Tanto sbrodolarsi sulla propria, incurabile tendenza a primeggiare è un classico del canzoniere dei Tories ossessionati dall’eccezionalismo britannico ma ha anche due motivazioni tattiche precise. In primis, oscurare le proprie responsabilità nella cifra record dei decessi e nell’aver imposto tardivamente i confinamenti necessari nelle prime fasi della pandemia (e Johnson ancora patisce non pochi dissensi nel suo stesso partito per aver «azzoppato» l’economia con i lockdown); e poi – naturalmente, a ormai pochi giorni dall’ora zero del 31 dicembre – godersi finalmente l’agognato controllo del proprio destino lontano dai tentacoli del polipo di Bruxelles. Tanto che Johnson avrebbe voluto che nei flaconi della salvezza fosse impresso l’Union Jack: come sulla Mini o la chitarra di Noel Gallagher.

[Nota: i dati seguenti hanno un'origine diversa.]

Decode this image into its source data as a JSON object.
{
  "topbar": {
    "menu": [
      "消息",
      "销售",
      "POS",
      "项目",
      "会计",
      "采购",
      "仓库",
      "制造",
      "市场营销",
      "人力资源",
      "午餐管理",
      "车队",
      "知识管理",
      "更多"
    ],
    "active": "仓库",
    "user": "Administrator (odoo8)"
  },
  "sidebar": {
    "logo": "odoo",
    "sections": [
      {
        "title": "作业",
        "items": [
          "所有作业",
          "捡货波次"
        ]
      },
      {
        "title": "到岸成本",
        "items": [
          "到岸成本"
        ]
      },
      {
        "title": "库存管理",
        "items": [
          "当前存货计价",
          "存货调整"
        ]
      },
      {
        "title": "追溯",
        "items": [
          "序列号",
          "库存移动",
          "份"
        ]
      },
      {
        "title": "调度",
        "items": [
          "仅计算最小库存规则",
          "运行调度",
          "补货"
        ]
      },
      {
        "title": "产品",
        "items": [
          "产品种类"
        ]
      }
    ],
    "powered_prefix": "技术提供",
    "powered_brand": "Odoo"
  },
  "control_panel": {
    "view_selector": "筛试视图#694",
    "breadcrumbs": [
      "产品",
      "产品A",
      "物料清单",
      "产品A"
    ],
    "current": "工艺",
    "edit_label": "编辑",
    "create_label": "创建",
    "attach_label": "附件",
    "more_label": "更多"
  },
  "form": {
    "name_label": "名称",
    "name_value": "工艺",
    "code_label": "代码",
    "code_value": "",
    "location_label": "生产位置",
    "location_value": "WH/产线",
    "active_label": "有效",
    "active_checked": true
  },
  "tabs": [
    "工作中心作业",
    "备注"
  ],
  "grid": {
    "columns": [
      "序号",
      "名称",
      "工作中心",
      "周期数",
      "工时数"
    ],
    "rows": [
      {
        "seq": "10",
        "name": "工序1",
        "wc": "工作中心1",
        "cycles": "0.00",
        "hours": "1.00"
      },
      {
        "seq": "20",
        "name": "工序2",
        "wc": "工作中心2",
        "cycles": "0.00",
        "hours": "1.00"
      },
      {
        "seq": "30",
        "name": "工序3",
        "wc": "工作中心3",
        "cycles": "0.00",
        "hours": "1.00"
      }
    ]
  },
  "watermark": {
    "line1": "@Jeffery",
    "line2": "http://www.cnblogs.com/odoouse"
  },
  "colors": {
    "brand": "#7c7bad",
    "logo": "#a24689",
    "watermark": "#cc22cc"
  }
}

Per questo il governo aveva investito l’agenzia dei poteri necessari per catapultare in avanti il processo decisionale – i dati dalla Pfizer/BioNTech erano arrivati appena lo scorso 23 novembre – in modo da potersi pronunciare entro il primo gennaio 2021, quando il paese sarà definitivamente fuori dall’Ue e quindi anche dalla giurisdizione europea in materia sanitaria.
Particolarmente piccati i commenti della Germania. L’ambasciatore tedesco a Londra, Andreas Michaelis, via Twitter: «Perché è così difficile riconoscere questo importante passo avanti come un grande sforzo e un successo internazionali? Non penso proprio che questa sia una storia nazionale. Nonostante il contributo cruciale dell’azienda tedesca BioNTech, tutto questo è europeo e transatlantico». Qualunque paese europeo avrebbe potuto accelerare il processo di verifica, se solo avesse voluto, scegliendo di no per il bene di un briciolo di sicurezza in più. Il vaccino è frutto di un processo di norma lungo un decennio compresso in 10 mesi, non si sa quanto durerà l’immunità né se i vaccinati cesseranno anche di essere contagiosi, tutto quello che si sa sul suo 95% di efficacia è contenuto in comunicati aziendali. C’è da sperare che non finisca come con quei software la cui prima versione è quasi sempre piena di bug.